/termsuite-resources

The resource package required by TermSuite.

Primary LanguageShellApache License 2.0Apache-2.0

TermSuite-lang (TermSuite resources)

This repository contains the set of resources needed by TermSuite. These resource are :

  • Language-specific TreeTagger tags to Multex categories/subCategories mappings (*-tt-*-mapping.xml),
  • Language-specific morphological analysis resource (*-compost-*.txt files),
  • Language-specific allowed characters (used for non-word or formula detection, *-allowed-chars.txt files),
  • Language-specific multi-word detection rules (in the form of UIMA Tokens Regex rules, .regex files)
  • Language-specific syntactic variation rules (.yaml files),
  • Language-specific dictionaries (*-dico.txt files),
  • Language-specific term frequencies in a general language corpus (GeneralLanguage.Lang files).

Supported languages

Language Qualitity of resource pack (and other comments)
french Excellent
english Excellent
russian Excellent (TreeTagger is slow)
german Good
spanish Good
danish Poor
chinese Poor
latvian Poor (no POS tagger supported natively)

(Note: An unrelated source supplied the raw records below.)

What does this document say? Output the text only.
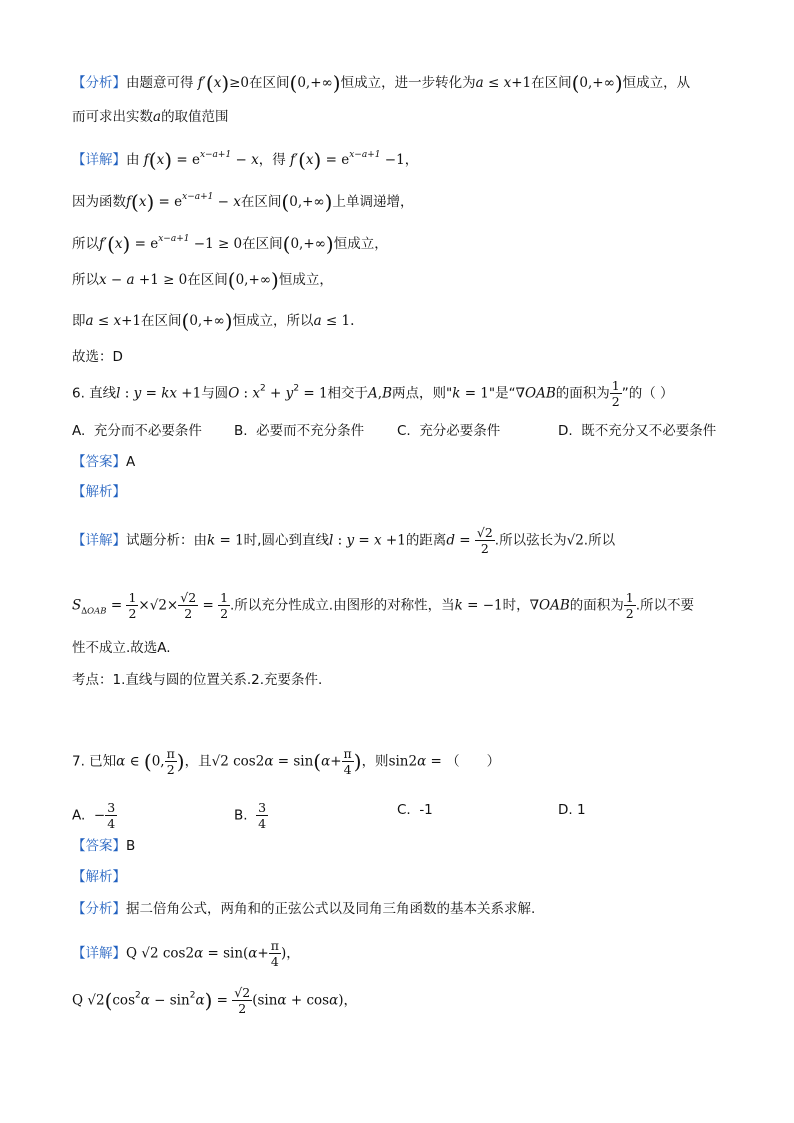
【分析】由题意可得 f′(x)≥0在区间(0,+∞)恒成立，进一步转化为a ≤ x+1在区间(0,+∞)恒成立，从
而可求出实数a的取值范围
【详解】由 $f(x) = e^{x-a+1} - x$，得 $f'(x) = e^{x-a+1} -1$，
因为函数$f(x) = e^{x-a+1} - x$在区间(0,+∞)上单调递增，
所以$f'(x) = e^{x-a+1} -1 \ge 0$在区间(0,+∞)恒成立，
所以x − a +1 ≥ 0在区间(0,+∞)恒成立，
即a ≤ x+1在区间(0,+∞)恒成立，所以a ≤ 1.
故选：D
6. 直线l : y = kx +1与圆O : $x^2 + y^2 = 1$相交于A,B两点，则"k = 1"是“∇OAB的面积为 $\frac{1}{2}$ ”的（ ）
A. 充分而不必要条件 B. 必要而不充分条件 C. 充分必要条件	D. 既不充分又不必要条件
【答案】A
【解析】
【详解】试题分析：由k = 1时,圆心到直线l : y = x +1的距离$d = \frac{√2}{2}$ .所以弦长为√2.所以
$S_{\Delta OAB} = \frac{1}{2} \times√2\times \frac{√2}{2} = \frac{1}{2}$ .所以充分性成立.由图形的对称性，当k = −1时，∇OAB的面积为 $\frac{1}{2}$ .所以不要
性不成立.故选A.
考点：1.直线与圆的位置关系.2.充要条件.
7. 已知α ∈ (0, $\frac{\pi}{2}$ )，且√2 $\cos 2\alpha = \sin(\alpha+ \frac{\pi}{4}$ )，则sin2α = （　　）
A. − $\frac{3}{4}$	B. $\frac{3}{4}$	C. -1	D. 1
【答案】B
【解析】
【分析】据二倍角公式，两角和的正弦公式以及同角三角函数的基本关系求解.
【详解】Q √2 $\cos 2\alpha = \sin(\alpha+ \frac{\pi}{4}$ )，
Q $√2(\cos^2\alpha - \sin^2\alpha) = \frac{√2}{2} (\sin\alpha + \cos\alpha)$，
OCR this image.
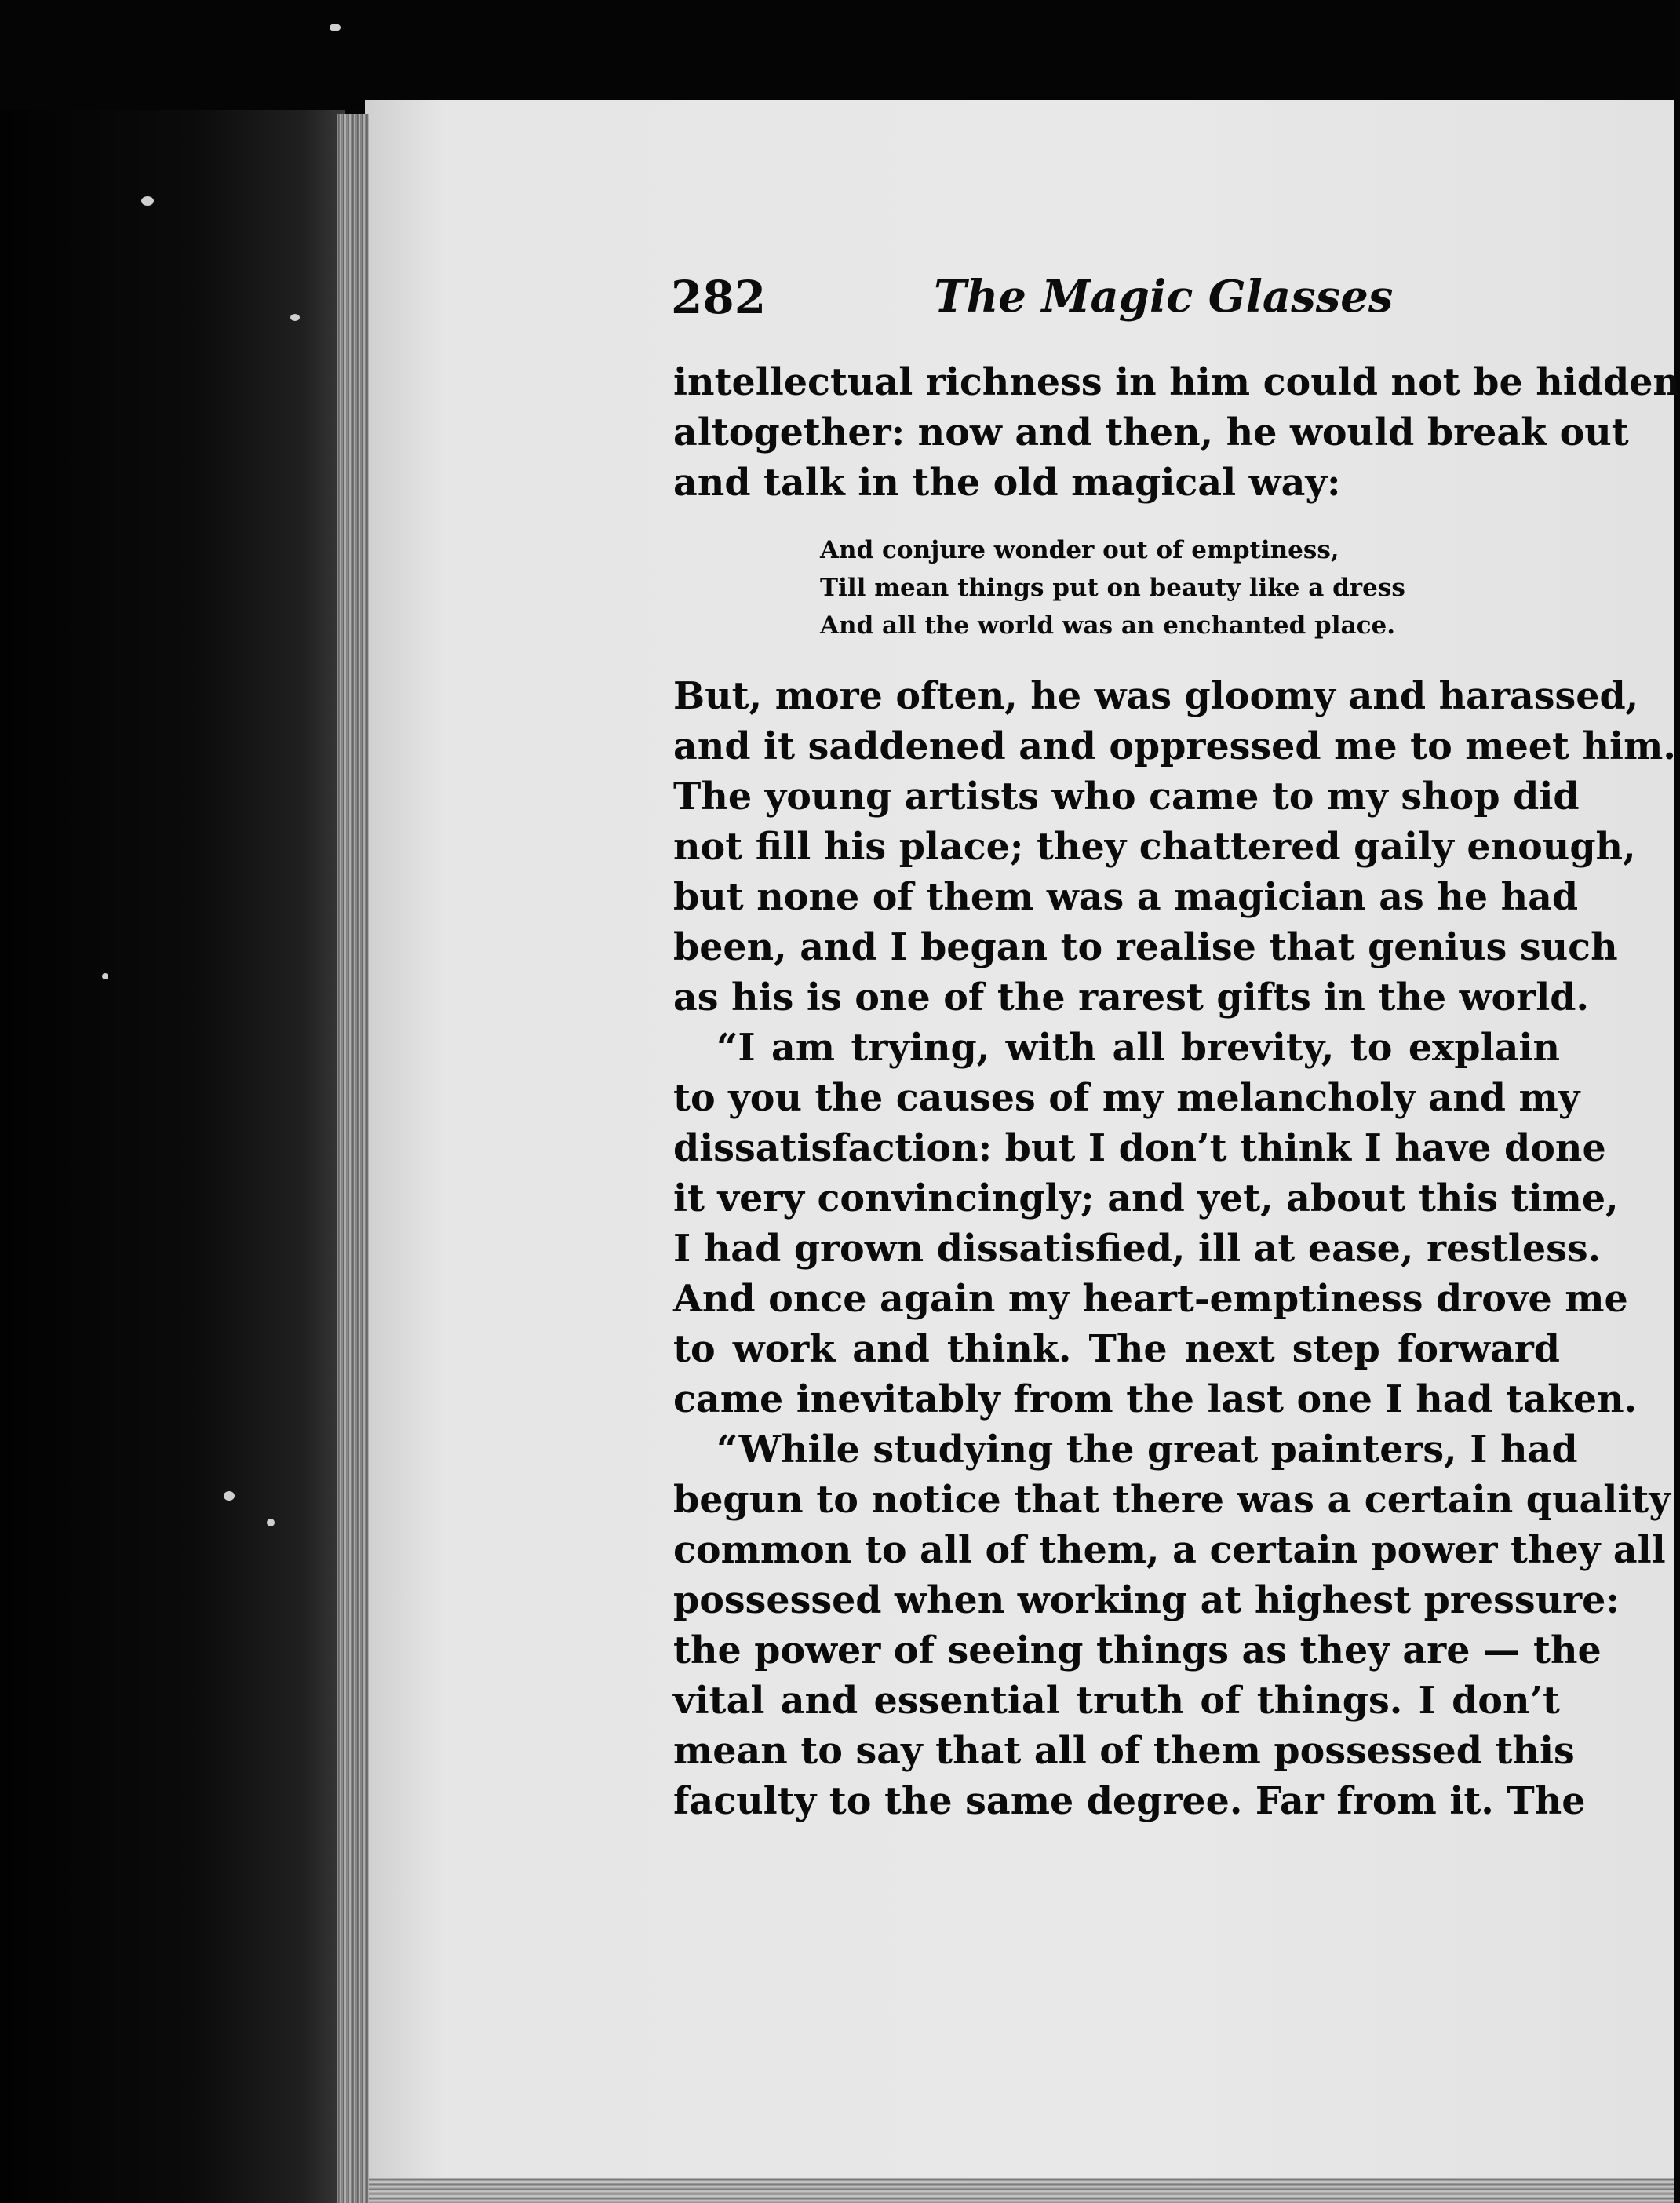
282	The Magic Glasses
intellectual richness in him could not be hidden
altogether: now and then, he would break out
and talk in the old magical way:
And conjure wonder out of emptiness,
Till mean things put on beauty like a dress
And all the world was an enchanted place.
But, more often, he was gloomy and harassed,
and it saddened and oppressed me to meet him.
The young artists who came to my shop did
not fill his place; they chattered gaily enough,
but none of them was a magician as he had
been, and I began to realise that genius such
as his is one of the rarest gifts in the world.
“I am trying, with all brevity, to explain
to you the causes of my melancholy and my
dissatisfaction: but I don’t think I have done
it very convincingly; and yet, about this time,
I had grown dissatisfied, ill at ease, restless.
And once again my heart-emptiness drove me
to work and think. The next step forward
came inevitably from the last one I had taken.
“While studying the great painters, I had
begun to notice that there was a certain quality
common to all of them, a certain power they all
possessed when working at highest pressure:
the power of seeing things as they are — the
vital and essential truth of things. I don’t
mean to say that all of them possessed this
faculty to the same degree. Far from it. The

How to use these resources in TermSuite ?

First clone this repository.

$ git clone https://github.com/termsuite/termsuite-lang.git

Then pass the path to this local termsuite-lang repo to TermSuite.

Example with TermSuite Java API

If you cloned this repo from the current directory /path/to/current-dir/, then the resource path will be :

TermSuitePipeline pipeline = TermSuitePipeline.create("fr")
	.setResourcePath("/path/to/current-dir/resource-lang/")
  ...

You can also package all elements inside resource-lang directory to a jar and give the path to the jar as the TermSuite resource path.